Spanish poet Federico Garcia Lorca once wrote “duende is a power and not a behaviour.” This completely epitomises the meaning of the word and the spirit of the brand with the same name. Duende is an eco-friendly label that specialises in hand dying techniques applied to natural vegetable tanned leathers. Their enchanting marbling technique, which dates all the way back to 15th century Persia, has been adopted by designer Lynsey Johnson for her sophisticated pieces.

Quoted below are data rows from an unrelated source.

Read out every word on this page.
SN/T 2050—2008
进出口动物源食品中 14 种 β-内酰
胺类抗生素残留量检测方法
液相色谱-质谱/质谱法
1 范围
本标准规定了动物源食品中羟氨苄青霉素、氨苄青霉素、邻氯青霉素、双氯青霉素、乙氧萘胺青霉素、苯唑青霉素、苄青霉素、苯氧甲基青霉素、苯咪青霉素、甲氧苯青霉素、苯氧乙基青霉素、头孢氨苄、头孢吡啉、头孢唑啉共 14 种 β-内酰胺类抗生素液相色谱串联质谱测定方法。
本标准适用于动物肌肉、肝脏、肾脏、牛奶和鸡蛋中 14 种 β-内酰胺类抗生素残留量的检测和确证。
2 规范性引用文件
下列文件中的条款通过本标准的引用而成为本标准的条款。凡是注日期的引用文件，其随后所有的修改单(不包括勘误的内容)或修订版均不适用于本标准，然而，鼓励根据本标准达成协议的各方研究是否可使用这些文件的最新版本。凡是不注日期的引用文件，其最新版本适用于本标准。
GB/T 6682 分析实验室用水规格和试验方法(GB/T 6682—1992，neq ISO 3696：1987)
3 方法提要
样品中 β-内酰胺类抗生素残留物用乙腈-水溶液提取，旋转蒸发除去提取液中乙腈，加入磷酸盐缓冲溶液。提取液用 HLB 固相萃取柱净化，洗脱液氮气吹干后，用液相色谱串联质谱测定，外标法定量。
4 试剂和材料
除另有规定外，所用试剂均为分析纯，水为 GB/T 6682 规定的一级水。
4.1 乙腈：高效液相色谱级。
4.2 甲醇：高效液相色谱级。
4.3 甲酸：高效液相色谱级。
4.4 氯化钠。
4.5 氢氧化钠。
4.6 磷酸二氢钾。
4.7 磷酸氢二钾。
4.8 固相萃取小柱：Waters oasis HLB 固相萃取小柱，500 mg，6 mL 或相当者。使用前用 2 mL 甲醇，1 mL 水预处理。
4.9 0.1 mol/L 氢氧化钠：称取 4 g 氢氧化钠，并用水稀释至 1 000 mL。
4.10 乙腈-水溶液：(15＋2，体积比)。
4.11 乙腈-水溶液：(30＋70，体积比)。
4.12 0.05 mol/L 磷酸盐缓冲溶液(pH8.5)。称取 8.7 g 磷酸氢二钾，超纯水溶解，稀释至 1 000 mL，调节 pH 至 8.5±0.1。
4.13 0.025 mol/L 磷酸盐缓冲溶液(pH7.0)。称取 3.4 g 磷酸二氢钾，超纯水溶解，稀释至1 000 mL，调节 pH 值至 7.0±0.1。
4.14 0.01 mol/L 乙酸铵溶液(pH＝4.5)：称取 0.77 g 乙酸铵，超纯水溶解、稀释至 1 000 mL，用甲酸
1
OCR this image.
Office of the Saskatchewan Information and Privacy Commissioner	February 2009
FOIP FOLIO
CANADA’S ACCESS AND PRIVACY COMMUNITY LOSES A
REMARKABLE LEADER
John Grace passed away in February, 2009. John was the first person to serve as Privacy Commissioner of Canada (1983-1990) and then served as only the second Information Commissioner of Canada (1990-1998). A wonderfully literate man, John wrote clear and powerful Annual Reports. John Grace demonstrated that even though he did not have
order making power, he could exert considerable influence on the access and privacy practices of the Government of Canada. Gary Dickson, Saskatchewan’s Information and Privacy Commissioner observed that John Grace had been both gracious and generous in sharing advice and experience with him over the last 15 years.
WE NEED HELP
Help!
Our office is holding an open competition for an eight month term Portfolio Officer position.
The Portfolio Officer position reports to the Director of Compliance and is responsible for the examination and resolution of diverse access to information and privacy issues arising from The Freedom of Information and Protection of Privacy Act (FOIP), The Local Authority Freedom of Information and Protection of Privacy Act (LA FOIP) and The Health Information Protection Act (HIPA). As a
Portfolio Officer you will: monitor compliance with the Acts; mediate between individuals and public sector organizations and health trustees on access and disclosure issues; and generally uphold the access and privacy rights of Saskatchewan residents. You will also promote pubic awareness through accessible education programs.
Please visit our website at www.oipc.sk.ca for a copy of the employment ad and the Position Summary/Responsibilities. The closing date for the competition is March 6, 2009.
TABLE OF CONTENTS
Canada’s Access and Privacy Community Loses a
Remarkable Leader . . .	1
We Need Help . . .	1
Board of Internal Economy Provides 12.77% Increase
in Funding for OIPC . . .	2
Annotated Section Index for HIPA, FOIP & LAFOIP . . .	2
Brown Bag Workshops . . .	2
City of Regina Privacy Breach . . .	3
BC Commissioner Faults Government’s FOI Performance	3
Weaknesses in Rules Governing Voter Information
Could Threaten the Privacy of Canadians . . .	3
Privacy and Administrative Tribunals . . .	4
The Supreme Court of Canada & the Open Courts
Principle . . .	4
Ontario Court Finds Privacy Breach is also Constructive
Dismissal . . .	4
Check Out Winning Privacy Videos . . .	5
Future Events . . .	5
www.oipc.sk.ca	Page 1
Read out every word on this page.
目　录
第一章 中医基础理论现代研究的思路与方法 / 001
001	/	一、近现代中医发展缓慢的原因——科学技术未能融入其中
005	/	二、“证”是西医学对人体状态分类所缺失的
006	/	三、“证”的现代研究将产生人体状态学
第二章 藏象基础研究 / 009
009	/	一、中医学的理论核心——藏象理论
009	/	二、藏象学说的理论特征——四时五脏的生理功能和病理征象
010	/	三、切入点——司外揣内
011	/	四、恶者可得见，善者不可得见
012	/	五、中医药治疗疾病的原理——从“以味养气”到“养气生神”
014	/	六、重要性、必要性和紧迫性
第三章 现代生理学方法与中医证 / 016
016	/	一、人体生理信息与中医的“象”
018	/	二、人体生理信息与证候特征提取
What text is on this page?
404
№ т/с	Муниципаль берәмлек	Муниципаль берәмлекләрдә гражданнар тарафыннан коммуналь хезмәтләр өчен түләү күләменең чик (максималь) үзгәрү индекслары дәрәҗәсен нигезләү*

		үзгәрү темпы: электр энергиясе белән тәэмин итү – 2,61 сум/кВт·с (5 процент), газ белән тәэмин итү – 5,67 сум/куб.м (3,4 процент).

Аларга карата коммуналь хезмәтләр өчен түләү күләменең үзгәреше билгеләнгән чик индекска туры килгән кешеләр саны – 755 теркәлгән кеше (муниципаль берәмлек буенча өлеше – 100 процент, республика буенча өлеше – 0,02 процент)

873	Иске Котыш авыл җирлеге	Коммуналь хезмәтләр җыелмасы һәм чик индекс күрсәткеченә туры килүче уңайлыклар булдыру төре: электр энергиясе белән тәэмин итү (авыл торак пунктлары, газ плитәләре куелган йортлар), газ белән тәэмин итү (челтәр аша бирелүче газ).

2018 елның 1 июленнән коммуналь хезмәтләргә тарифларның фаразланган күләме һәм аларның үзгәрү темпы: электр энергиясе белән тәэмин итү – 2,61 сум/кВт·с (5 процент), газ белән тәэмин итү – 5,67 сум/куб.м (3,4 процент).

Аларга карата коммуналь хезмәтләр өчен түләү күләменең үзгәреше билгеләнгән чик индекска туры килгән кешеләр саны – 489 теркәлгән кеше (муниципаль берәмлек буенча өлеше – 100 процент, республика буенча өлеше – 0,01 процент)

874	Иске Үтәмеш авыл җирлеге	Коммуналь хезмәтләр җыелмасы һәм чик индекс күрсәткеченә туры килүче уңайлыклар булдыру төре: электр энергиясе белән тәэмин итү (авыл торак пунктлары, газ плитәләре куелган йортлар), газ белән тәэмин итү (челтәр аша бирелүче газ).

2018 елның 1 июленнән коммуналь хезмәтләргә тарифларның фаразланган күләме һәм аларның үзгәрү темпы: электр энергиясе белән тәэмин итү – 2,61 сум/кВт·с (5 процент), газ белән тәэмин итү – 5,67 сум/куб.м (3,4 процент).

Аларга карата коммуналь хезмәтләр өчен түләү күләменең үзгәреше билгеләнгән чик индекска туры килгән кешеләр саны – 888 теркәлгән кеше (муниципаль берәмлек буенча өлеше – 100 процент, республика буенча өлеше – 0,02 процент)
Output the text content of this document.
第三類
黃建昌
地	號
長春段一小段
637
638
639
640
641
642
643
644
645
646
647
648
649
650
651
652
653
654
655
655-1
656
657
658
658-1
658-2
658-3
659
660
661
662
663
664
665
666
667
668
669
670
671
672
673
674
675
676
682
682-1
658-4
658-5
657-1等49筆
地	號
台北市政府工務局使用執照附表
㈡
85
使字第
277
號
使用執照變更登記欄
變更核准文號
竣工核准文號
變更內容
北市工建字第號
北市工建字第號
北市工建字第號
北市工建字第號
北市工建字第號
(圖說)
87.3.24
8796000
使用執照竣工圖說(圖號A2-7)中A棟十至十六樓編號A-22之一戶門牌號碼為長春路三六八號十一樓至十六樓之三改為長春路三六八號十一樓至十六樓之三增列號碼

Lynsey, having grown on the Ogeechee River banks, wanted to follow the philosophy of the Native Americans, who never wasted a single scrap of any animal they hunted, so just like them, Duende produces zero waste – leather scraps are upcycled into jewellery and other goods.

4. Coclico

Coclico owes its name to the wildflower coquelicot, that can be found in the province of Pays de la Loire. The founder of this brand, Sandra Canselier, has a deep history of leather crafting. She comes from a long line of French shoemakers and wanted to honor the legacy of her family, while conveying her imaginative perspective in the shoes she designs. Coclico footwear is an exceptional brand when it comes to sustainable leather products: the material comes from certified tanneries and are manufactured by artisans who take meticulous care in the making of each pair. Along with leather, cork and natural woods are integrated into these minimalistic designs for the contemporary woman who cares about the planet.

5. Willique

It’s not easy to find a company that makes eco-leather products on demand, but Willique is one of those rare beasts which does so. Their gender neutral Conscious Collection is comprised of a range of alternative leather, bespoke handbags hand crafted from a variety of sustainable materials.

5. Aitch Aitch

This gorgeous luxury brand features beautifully designed salmon leather bags in a stunning array of colours. Their skins are a natural byproduct of organic fisheries in Europe. Each piece is dyed and tanned in eco-friendly tanneries and the bags are constructed by hand by master craftswomen in London. To reduce waste, their collections are made to order upon request through the website, and are also available at Curve San Francisco and Malia Mills East Hampton.